Среди нас было несколько любителей насекомых, но даже они разделялись на группы по вкусовым предпочтениям и методам ловли. Так Раньо ел только мух, которых вытаскивал из паутины. Бека жрал все, что ползало, летало, извивалось или прыгало: колония термитов в гнилом бревне, куча слизняков в болоте или червивый труп какого-нибудь животного — ему нравилось все. Неподвижно сидя возле костра, он ловил ртом ночных бабочек, когда те пролетали рядом с его лицом. Чевизори тоже любила насекомых, но она никогда не ела их сырыми. Иногда я тоже присоединялся к ней, и мы ели высушенных на солнце жуков и личинок, напоминавших по вкусу бекон. А вот сверчки мне не нравились, лапки их застревали в зубах. Не мог я есть и муравьев, особенно живых — они кусали язык, горло и пищевод, пока не дохли в желудке.
До того как я оказался в лесу, я ни разу не убивал живое существо. Но нам приходилось охотиться, ведь без белка в рационе мы просто не выжили бы. Мы охотились на белок, кротов и мышей, ловили рыбу и птиц, а вот птичьи яйца ели редко, слишком уж хлопотно их воровать из гнезд. Добычей побольше — такой, например, как мертвый олень — мы тоже не брезговали. Хотя я и не очень люблю падаль. В конце лета и в начале осени мы часто жарили что-нибудь на вертеле. Что может быть вкуснее мяса кролика, приготовленного под звездным небом! Но, как сказала бы Крапинка, когда хочется есть, тут не до романтики.

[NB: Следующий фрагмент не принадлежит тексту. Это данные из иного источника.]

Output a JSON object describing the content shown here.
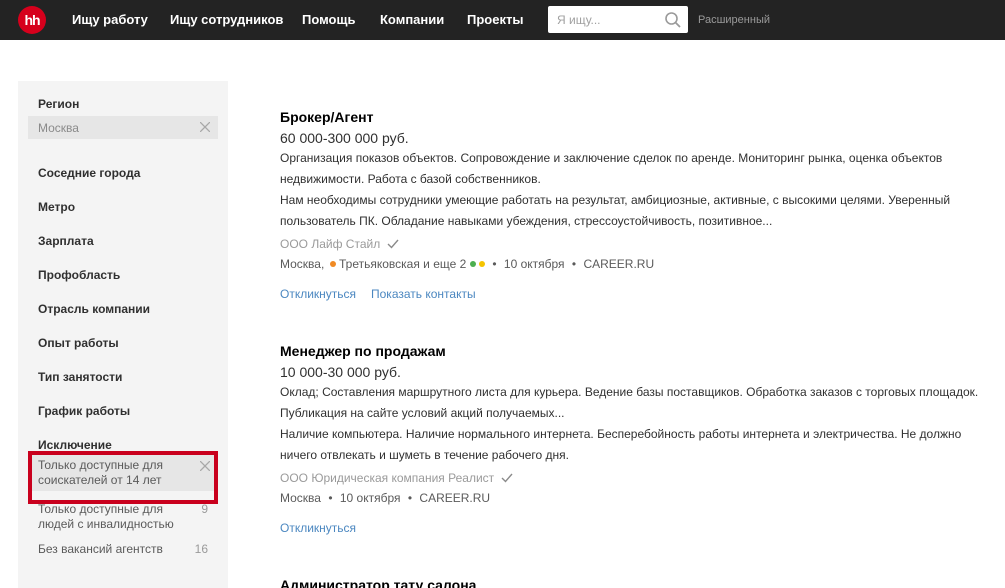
{
  "header": {
    "logo_text": "hh",
    "nav": [
      "Ищу работу",
      "Ищу сотрудников",
      "Помощь",
      "Компании",
      "Проекты"
    ],
    "search_placeholder": "Я ищу...",
    "search_icon": "search-icon",
    "advanced_label": "Расширенный"
  },
  "sidebar": {
    "region_title": "Регион",
    "region_value": "Москва",
    "filters": [
      "Соседние города",
      "Метро",
      "Зарплата",
      "Профобласть",
      "Отрасль компании",
      "Опыт работы",
      "Тип занятости",
      "График работы"
    ],
    "exclusion_title": "Исключение",
    "exclusions": [
      {
        "label": "Только доступные для соискателей от 14 лет",
        "count": "",
        "selected": true
      },
      {
        "label": "Только доступные для людей с инвалидностью",
        "count": "9"
      },
      {
        "label": "Без вакансий агентств",
        "count": "16"
      }
    ]
  },
  "vacancies": [
    {
      "title": "Брокер/Агент",
      "salary": "60 000-300 000 руб.",
      "responsibility": [
        "Организация показов объектов. Сопровождение и заключение сделок по аренде. Мониторинг рынка, оценка объектов",
        "недвижимости. Работа с базой собственников."
      ],
      "requirement": [
        "Нам необходимы сотрудники умеющие работать на результат, амбициозные, активные, с высокими целями. Уверенный",
        "пользователь ПК. Обладание навыками убеждения, стрессоустойчивость, позитивное..."
      ],
      "company": "ООО Лайф Стайл",
      "city": "Москва,",
      "metro": "Третьяковская и еще 2",
      "date": "10 октября",
      "source": "CAREER.RU",
      "respond_label": "Откликнуться",
      "contacts_label": "Показать контакты"
    },
    {
      "title": "Менеджер по продажам",
      "salary": "10 000-30 000 руб.",
      "responsibility": [
        "Оклад; Составления маршрутного листа для курьера. Ведение базы поставщиков. Обработка заказов с торговых площадок.",
        "Публикация на сайте условий акций получаемых..."
      ],
      "requirement": [
        "Наличие компьютера. Наличие нормального интернета. Бесперебойность работы интернета и электричества. Не должно",
        "ничего отвлекать и шуметь в течение рабочего дня."
      ],
      "company": "ООО Юридическая компания Реалист",
      "city": "Москва",
      "date": "10 октября",
      "source": "CAREER.RU",
      "respond_label": "Откликнуться"
    },
    {
      "title": "Администратор тату салона"
    }
  ],
  "colors": {
    "brand_red": "#d6001c",
    "link_blue": "#4b87c0",
    "metro_orange": "#f08a24",
    "metro_green": "#4caf50",
    "metro_yellow": "#f5c400",
    "highlight_red": "#c9001d"
  }
}
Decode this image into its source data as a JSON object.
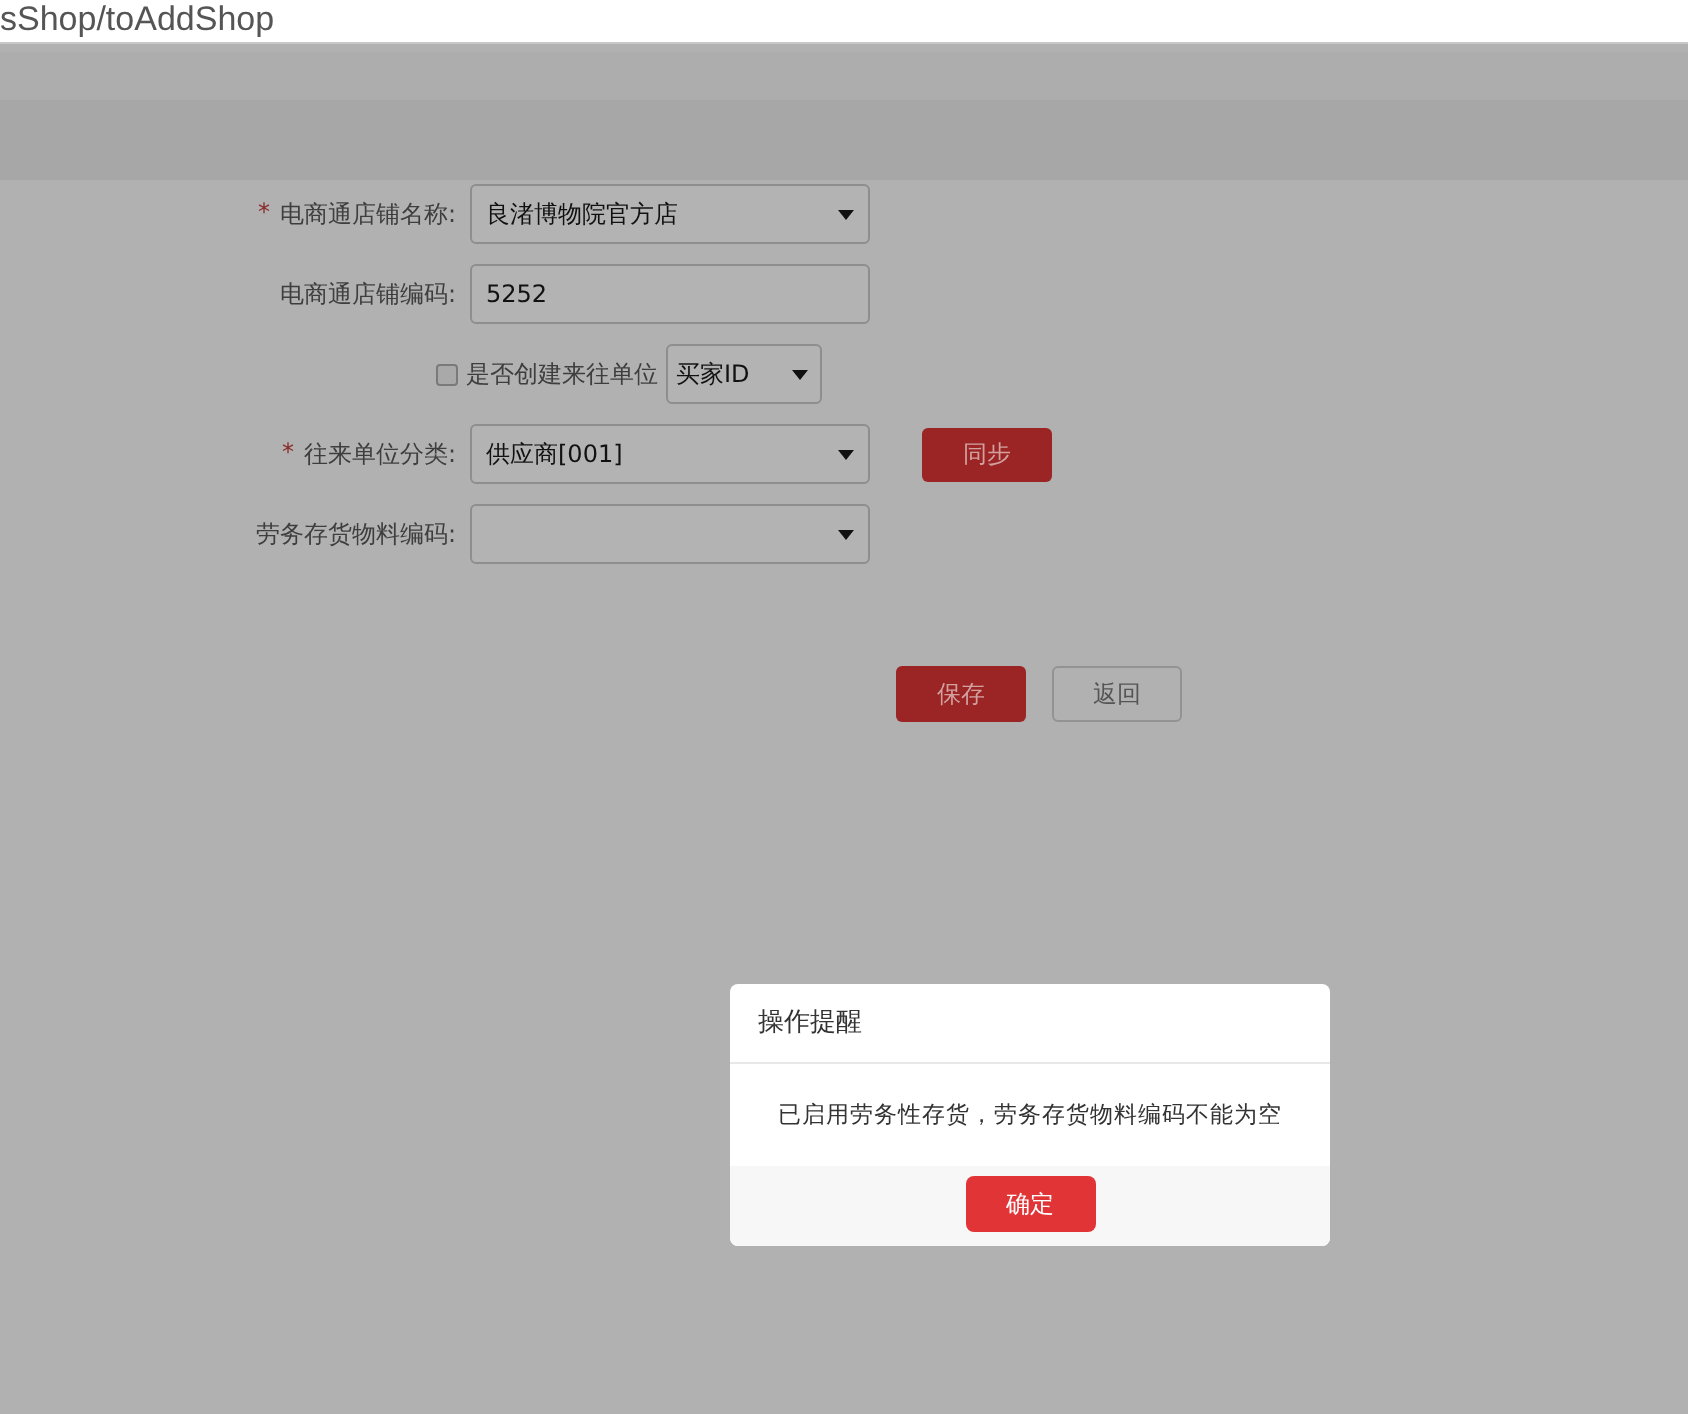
{
  "address_bar": {
    "url": "sShop/toAddShop"
  },
  "form": {
    "fields": [
      {
        "kind": "select",
        "required_mark": "*",
        "label": "电商通店铺名称:",
        "value": "良渚博物院官方店"
      },
      {
        "kind": "input",
        "label": "电商通店铺编码:",
        "value": "5252"
      },
      {
        "kind": "checkbox",
        "label": "是否创建来往单位",
        "checked": false,
        "select_value": "买家ID"
      },
      {
        "kind": "select",
        "required_mark": "*",
        "label": "往来单位分类:",
        "value": "供应商[001]",
        "button": "同步"
      },
      {
        "kind": "select",
        "label": "劳务存货物料编码:"
      }
    ],
    "buttons": [
      {
        "kind": "primary",
        "label": "保存"
      },
      {
        "kind": "secondary",
        "label": "返回"
      }
    ]
  },
  "dialog": {
    "title": "操作提醒",
    "message": "已启用劳务性存货，劳务存货物料编码不能为空",
    "button": "确定"
  }
}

Когда я вспоминаю первые четыре года жизни в лесу, мне почему-то прежде всего приходит на ум такой эпизод. Мы с Крапинкой ушли далеко от лагеря, и она показала мне место, где в дупле старого кизила дикие пчелы устроили свой улей.
— Полезай туда, Энидэй, — сказала она, — и ты найдешь там сладчайший на свете нектар.
Я подчинился и, стараясь не обращать внимания на жужжание пчел, вскарабкался по стволу к дуплу. Сверху я видел запрокинутое лицо Крапинки и горящие нетерпением глаза.
— Давай-давай! — подбадривала она меня снизу. — Осторожней. Не зли их.
Первый укус я почти не заметил, второй и третий оказались более болезненными, но я был настроен решительно. Я знал, как пахнет мед, и уловил его аромат задолго до того, как добрался до дупла.
Когда я свалился на землю — лицо и руки, сжимавшие полные медом соты, жутко опухли от укусов, — Крапинка посмотрела на меня с восхищением и тревогой. Мы побежали прочь от этих злобных тварей и, наконец, отвязались от них на склоне холма, залитого солнцем. Лежа в высокой траве, мы принялись есть соты, целиком, с медом и личинками, и вскоре наши руки, лица и даже тела стали липкими и сладкими. Опьянев от наслаждения, мы набивали желудки этим лакомством, а потом, объевшись, нежились в сладкой истоме. Когда мы закончили с сотами, Крапинка стала слизывать мед с моего лица и рук, улыбаясь всякий раз, когда я вздрагивал от прикосновения ее языка к пчелиным укусам на моем теле. Слизнув последнюю капельку с моей руки, она повернула ее и поцеловала в ладонь.
— Ты такой идиот, Энидэй, — сказала она, но ее глаза говорили что-то совершенно другое. А ее улыбка сверкнула как молния, распоровшая летнее небо.